La jornada se tensó cuando el ministro de Hacienda, Germán Ávila, decidió retirarse de la reunión de la Junta Directiva del Banco de la República después de que el organismo anunciara un aumento de la tasa de interés en 100 puntos básicos, llevándola a 11,25%. Este gesto público precedió al anuncio formal y fue acompañado por críticas abiertas del ministro sobre la orientación de la política monetaria, que, según él, favorece intereses del sector financiero por encima de la economía productiva.
La reacción del mercado fue inmediata: los bonos en dólares registraron ventas y los rendimientos subieron. Por ejemplo, el bono colombiano con vencimiento en 2035 cayó desde niveles cercanos a 105,51 centavos por dólar hasta aproximadamente 104,67 centavos, con un aumento del rendimiento cercano a 7,27% desde cerca de 7,17%. El precio del dólar frente al peso cerró en COP$3.673,65, aunque en operaciones intradía llegó a registrar un avance de 0,32%.
Críticas públicas y argumentos del ministerio
El ministro hizo una lectura política y económica de la decisión, calificándola de desproporcionada para la coyuntura. Ávila sostuvo que la medida responde a una lógica que privilegia la rentabilidad financiera y no a la economía real, y advirtió que el Gobierno no cohonorará decisiones que, en su opinión, ponen en riesgo al sector productivo. En su discurso mencionó la necesidad de priorizar sectores como la manufactura, la agricultura y el turismo para impulsar crecimiento y empleo.
El retiro de la sesión como señal
El momento más visible del conflicto fue el retiro del ministro de la sesión de la junta, un gesto inusual que puso en el centro el debate sobre la coordinación entre política fiscal y política monetaria. Ávila afirmó que cuatro miembros de la junta se habían alineado con una visión que, según él, favorece la economía rentista frente a la productiva, y utilizó el retiro como una forma de marcar distancia institucional y política.
Respuesta técnica del Banco de la República
En contraparte, el gerente del banco, Leonardo Villar, rechazó las imputaciones y defendió que las decisiones se basan en criterios técnicos y en el mandato constitucional de la entidad. Villar enfatizó que la Junta Directiva actúa buscando preservar el poder adquisitivo de la moneda y contener la inflación, y negó que exista influencia indebida del sector financiero en la determinación de la tasa.

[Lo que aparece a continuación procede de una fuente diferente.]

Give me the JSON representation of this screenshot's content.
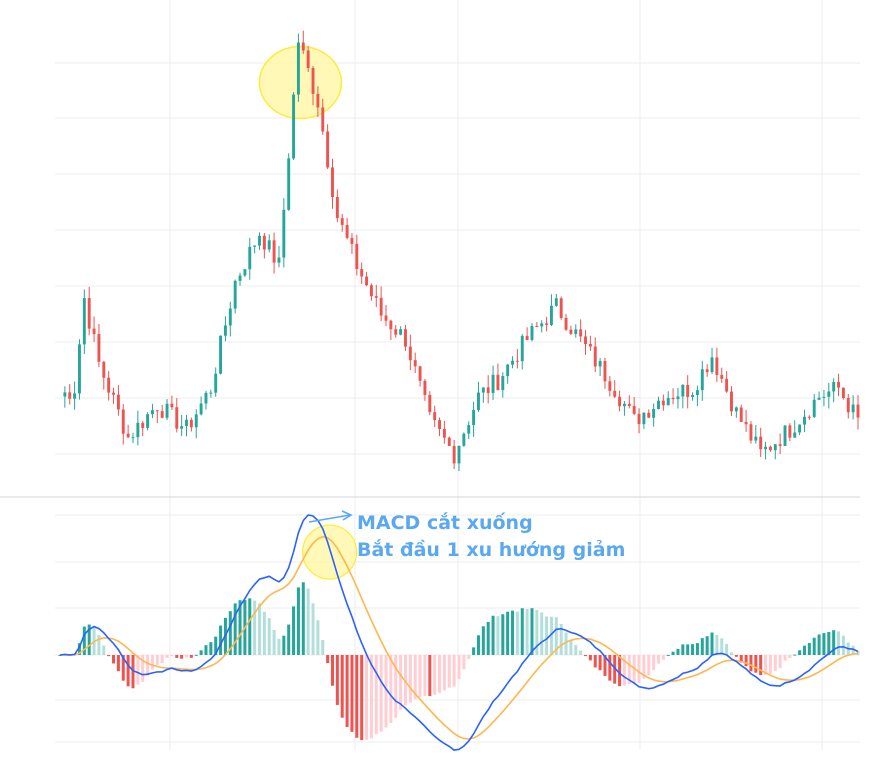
{
  "annotation": {
    "line1": "MACD cắt xuống",
    "line2": "Bắt đầu 1 xu hướng giảm",
    "color": "#5aa9f0"
  },
  "colors": {
    "up": "#26a69a",
    "down": "#ef5350",
    "hist_up_strong": "#26a69a",
    "hist_up_weak": "#b2dfdb",
    "hist_down_strong": "#ef5350",
    "hist_down_weak": "#ffcdd2",
    "macd": "#2962ff",
    "signal": "#ffb74d",
    "highlight_fill": "#fff59d",
    "highlight_stroke": "#ffeb3b",
    "grid": "#eeeeee",
    "separator": "#dddddd"
  },
  "chart_data": [
    {
      "type": "candlestick",
      "title": "",
      "axes_labels_visible": false,
      "grid": true,
      "highlight": "ellipse around the price peak",
      "seed": 7,
      "anchors": [
        [
          0,
          0.18
        ],
        [
          3,
          0.2
        ],
        [
          5,
          0.42
        ],
        [
          8,
          0.26
        ],
        [
          14,
          0.08
        ],
        [
          20,
          0.16
        ],
        [
          26,
          0.1
        ],
        [
          31,
          0.2
        ],
        [
          36,
          0.46
        ],
        [
          41,
          0.58
        ],
        [
          45,
          0.5
        ],
        [
          49,
          1.05
        ],
        [
          53,
          0.9
        ],
        [
          57,
          0.62
        ],
        [
          61,
          0.5
        ],
        [
          66,
          0.38
        ],
        [
          71,
          0.32
        ],
        [
          76,
          0.12
        ],
        [
          81,
          0.04
        ],
        [
          86,
          0.18
        ],
        [
          90,
          0.22
        ],
        [
          96,
          0.32
        ],
        [
          102,
          0.4
        ],
        [
          108,
          0.3
        ],
        [
          114,
          0.2
        ],
        [
          118,
          0.12
        ],
        [
          124,
          0.18
        ],
        [
          130,
          0.2
        ],
        [
          134,
          0.28
        ],
        [
          139,
          0.14
        ],
        [
          144,
          0.04
        ],
        [
          150,
          0.1
        ],
        [
          156,
          0.18
        ],
        [
          160,
          0.2
        ],
        [
          164,
          0.12
        ]
      ]
    },
    {
      "type": "macd",
      "series": [
        {
          "name": "MACD",
          "values": []
        },
        {
          "name": "Signal",
          "values": []
        },
        {
          "name": "Histogram",
          "values": []
        }
      ],
      "highlight": "circle at MACD / signal bearish crossover"
    }
  ]
}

Razonamiento sobre la subida de tasas
El banco argumentó que el endurecimiento era una respuesta a presiones inflacionarias persistentes y al deterioro de las expectativas de inflación, que permanecen por encima de la meta del emisor. Los analistas habían venido esperando un incremento de 100 puntos básicos que dejaría la tasa en 11,25%, un nivel no visto desde junio de 2026, y la decisión busca anclar expectativas y reducir la pérdida de poder adquisitivo.
Impacto en los mercados y en la percepción institucional
La combinación de una subida esperada y la controversia política modificó la percepción de riesgo: los inversionistas exigieron una prima mayor, lo que se reflejó en el aumento de rendimientos y en la caída del precio de bonos. Este ajuste muestra cómo la confianza institucional es un componente clave del costo de financiamiento, ya que una percepción de descoordinación entre gobierno y banco central puede repercutir en mayores costos para el Estado y el sector privado.
En el corto plazo, un endurecimiento monetario puede afectar sectores sensibles al crédito, pero los defensores de la medida sostienen que el objetivo final es estabilizar precios y dar certidumbre para la actividad económica. La discusión pública abrió interrogantes sobre los mecanismos de diálogo entre el Ejecutivo y el banco central y puso en evidencia la necesidad de preservar la autonomía técnica del emisor sin perder espacios de coordinación por las implicaciones macroeconómicas.
Conclusión
El episodio dejó claro que la tensión entre Hacienda y el Banco de la República no es solo retórica: tiene efectos reales en mercados y en el costo de financiamiento. Mientras los técnicos del banco defienden la subida como necesaria para contener la inflación, el ministerio reclama prioridad para la producción y el empleo. En este contexto, la estabilidad macroeconómica dependerá tanto de las decisiones de política como de la capacidad de ambas instituciones para mantener canales de comunicación que reduzcan la incertidumbre en los agentes económicos.